“Let me see,” Chauncey mused. “Bah Jove, not to fawther, ye know. They’d see the name, ruin the family reputation. A deuced mess! Oh yes, bah Jove, I’ll have all me uncles, ye know! Ready there? First, Mr. Perry Bellwood, —— Fifth Avenue——”
“What!” gasped the officer.
“Write what I say,” commanded Chauncey, sternly; “and no comments! Second, Mr. W. K. Vanderpool, —— Fifth Avenue. Third—bah Jove—Mr. W. C. Stickhey, —— Fifth Avenue. Fourth——”
“How many do you want?” expostulated the other.
“Silence!” roared the “dude.” “Do as I say! I take no chances. Fourth, Mr. Bradley-Marvin, —— Fifth Avenue. And that’ll do, I guess, ye know. Run for your life, then, deuce take it, and I’ll give you another five if they get here in a hawf hour, bah Jove.”
There was probably no more amazed policeman on the metropolitan force than that one. But he hustled according to orders none the less. Certainly there was no more satisfied plebe in the whole academy class than Mr. Chauncey Van Rensselaer Mount-Bonsall of New York. “It’s all right now, bah Jove,” said he. “They’ll be here soon.”

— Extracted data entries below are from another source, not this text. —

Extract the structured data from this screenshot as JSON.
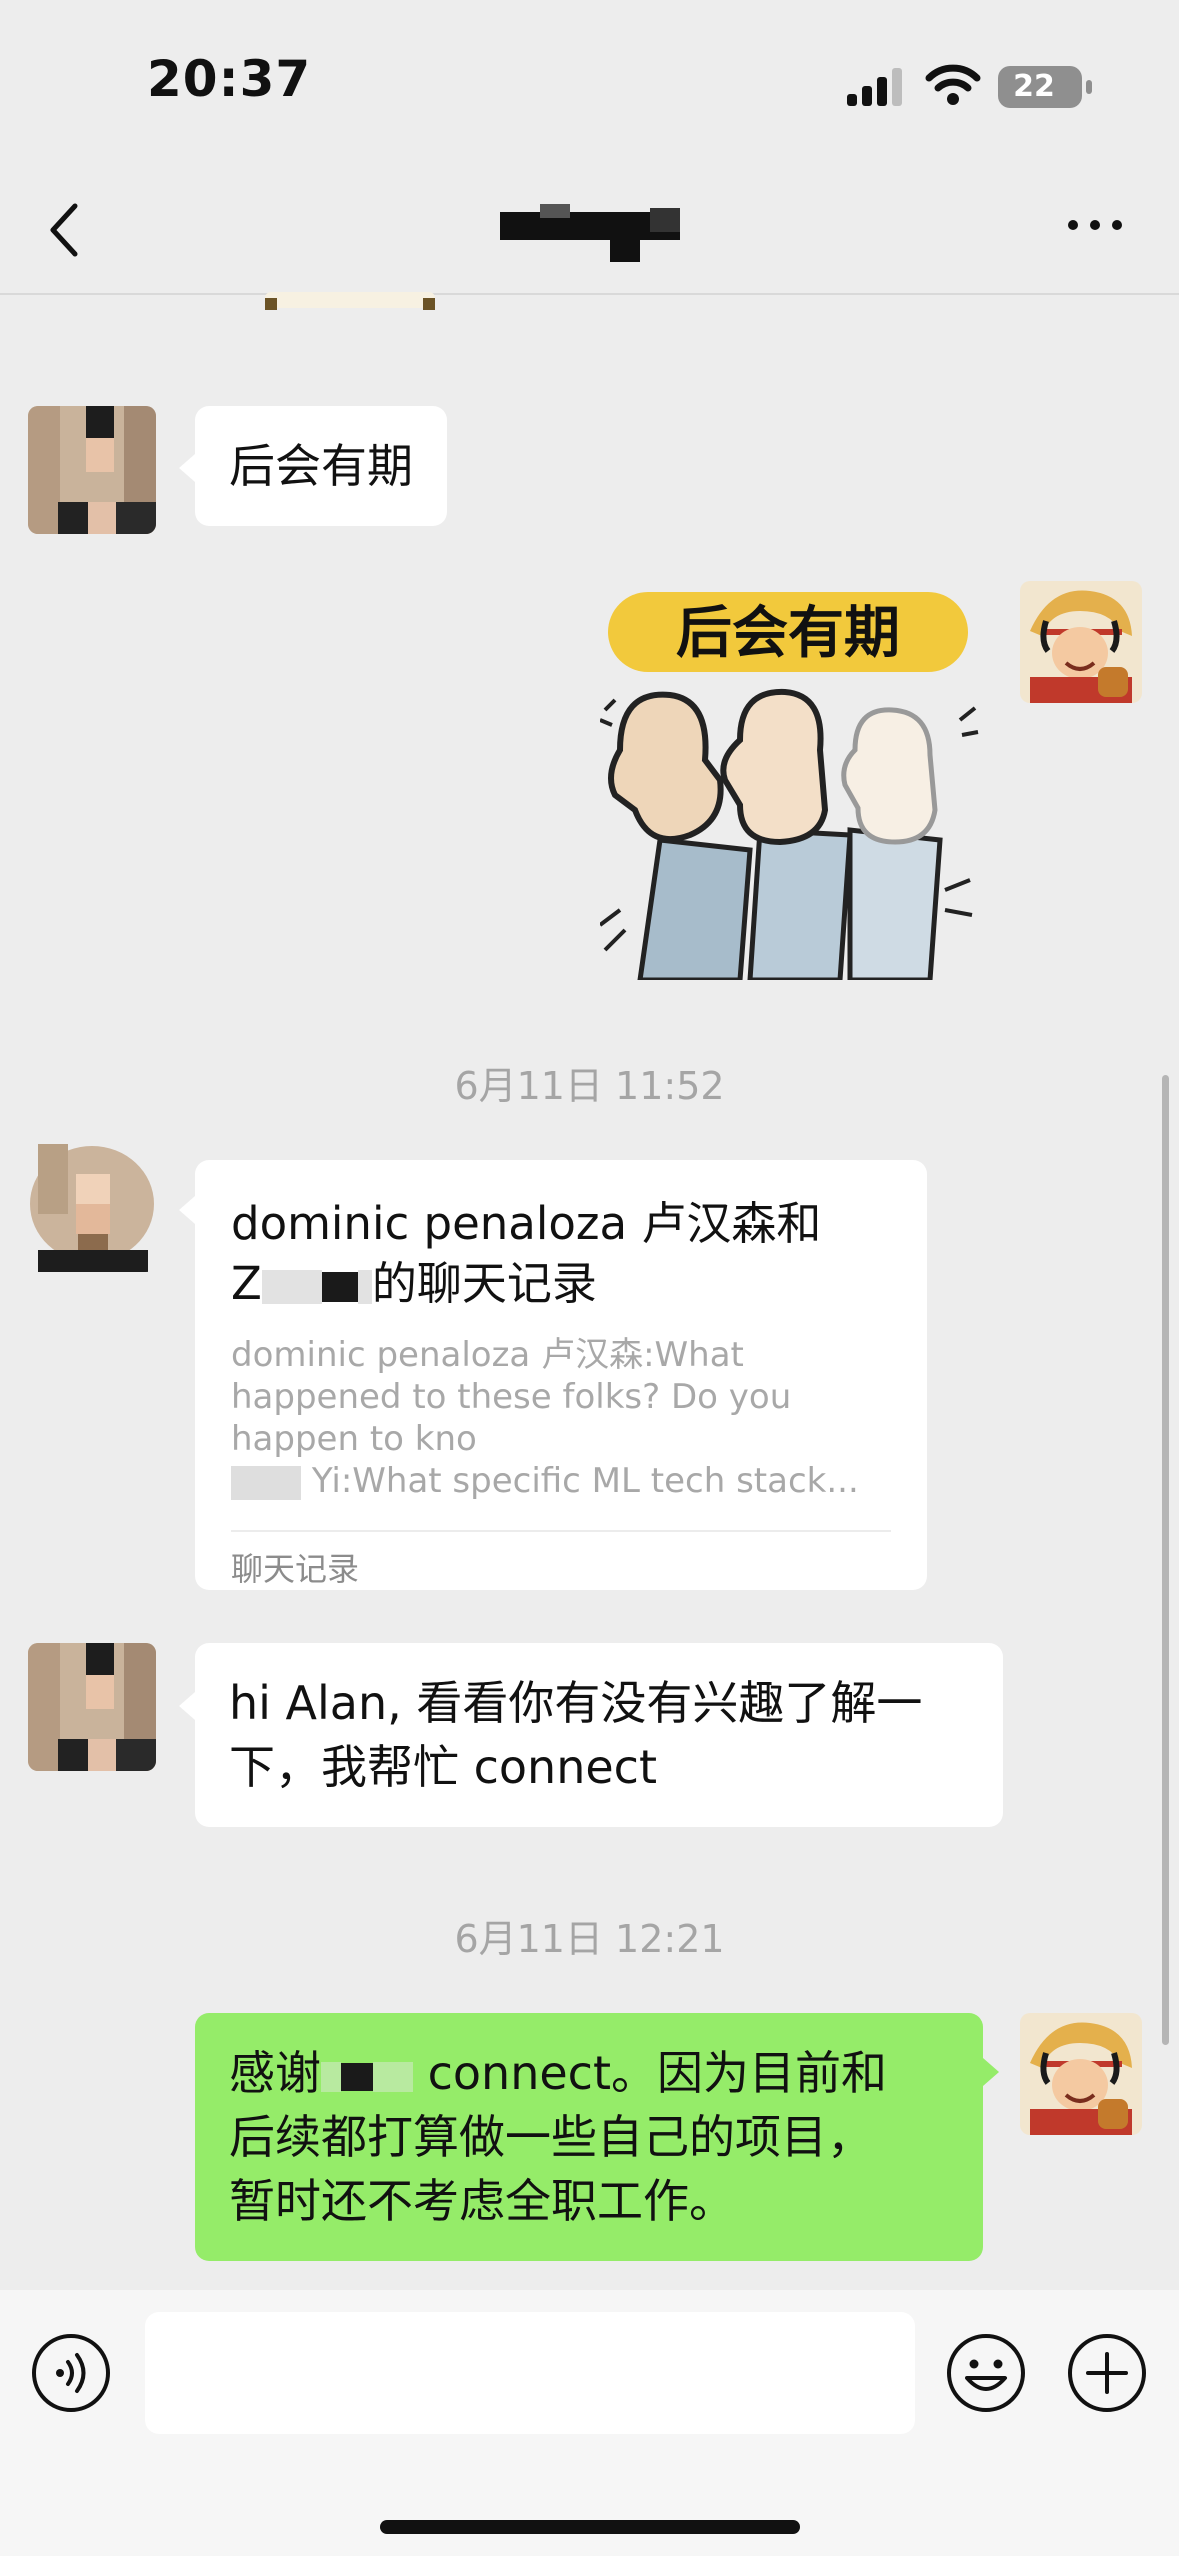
{
  "status_bar": {
    "time": "20:37",
    "battery": "22"
  },
  "nav": {
    "title": ""
  },
  "messages": {
    "m1_text": "后会有期",
    "sticker_text": "后会有期",
    "ts1": "6月11日 11:52",
    "card": {
      "title_line1": "dominic penaloza 卢汉森和",
      "title_line2_prefix": "Z",
      "title_line2_suffix": "的聊天记录",
      "preview_line1": "dominic penaloza 卢汉森:What",
      "preview_line2": "happened to these folks? Do you",
      "preview_line3": "happen to kno",
      "preview_line4": "Yi:What specific ML tech stack...",
      "footer": "聊天记录"
    },
    "m3_line1": "hi Alan, 看看你有没有兴趣了解一",
    "m3_line2": "下，我帮忙 connect",
    "ts2": "6月11日 12:21",
    "m4_prefix": "感谢",
    "m4_line1_rest": "connect。因为目前和",
    "m4_line2": "后续都打算做一些自己的项目，",
    "m4_line3": "暂时还不考虑全职工作。"
  },
  "input": {
    "placeholder": ""
  },
  "colors": {
    "background": "#ededed",
    "bubble_green": "#95ec69",
    "bubble_white": "#ffffff"
  },
  "icons": [
    "back-icon",
    "more-icon",
    "voice-icon",
    "emoji-icon",
    "plus-icon",
    "signal-icon",
    "wifi-icon",
    "battery-icon"
  ]
}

And with those words of comfort Chauncey subsided and was asleep from sheer exhaustion two minutes later. Though he slept, forgetful of the whole affair, there were a few others who did not sleep, messenger boys and millionaires especially.
The sergeant at the desk had had no one but one “drunk” to register during the next half hour, and so he was pretty nearly asleep himself. The doorman was slumbering peacefully in his chair, and two or three roundsmen and officers were sitting together in one corner whispering. That was the state of affairs in the police station when something happened all of a sudden that made everybody leap up with interest.
A carriage came slamming up the street at race-horse speed. Any one who has lain awake at night, or rather in the early hours of morning, when the city is as silent as a graveyard, has noticed the clatter made by a single wagon. An approaching tornado or earthquake could not have made much more of a rumpus than this one. The sergeant sat up in alarm and the doorman flung upon the door and rushed out to see what was the matter.
They were soon to learn—the driver yanked up his galloping horses directly in front of the building. At the same instant the coach door was flung open with a bang. It was an elderly gentleman who hopped out, and he made a dash for the entrance, nearly bowling the doorman over in his haste.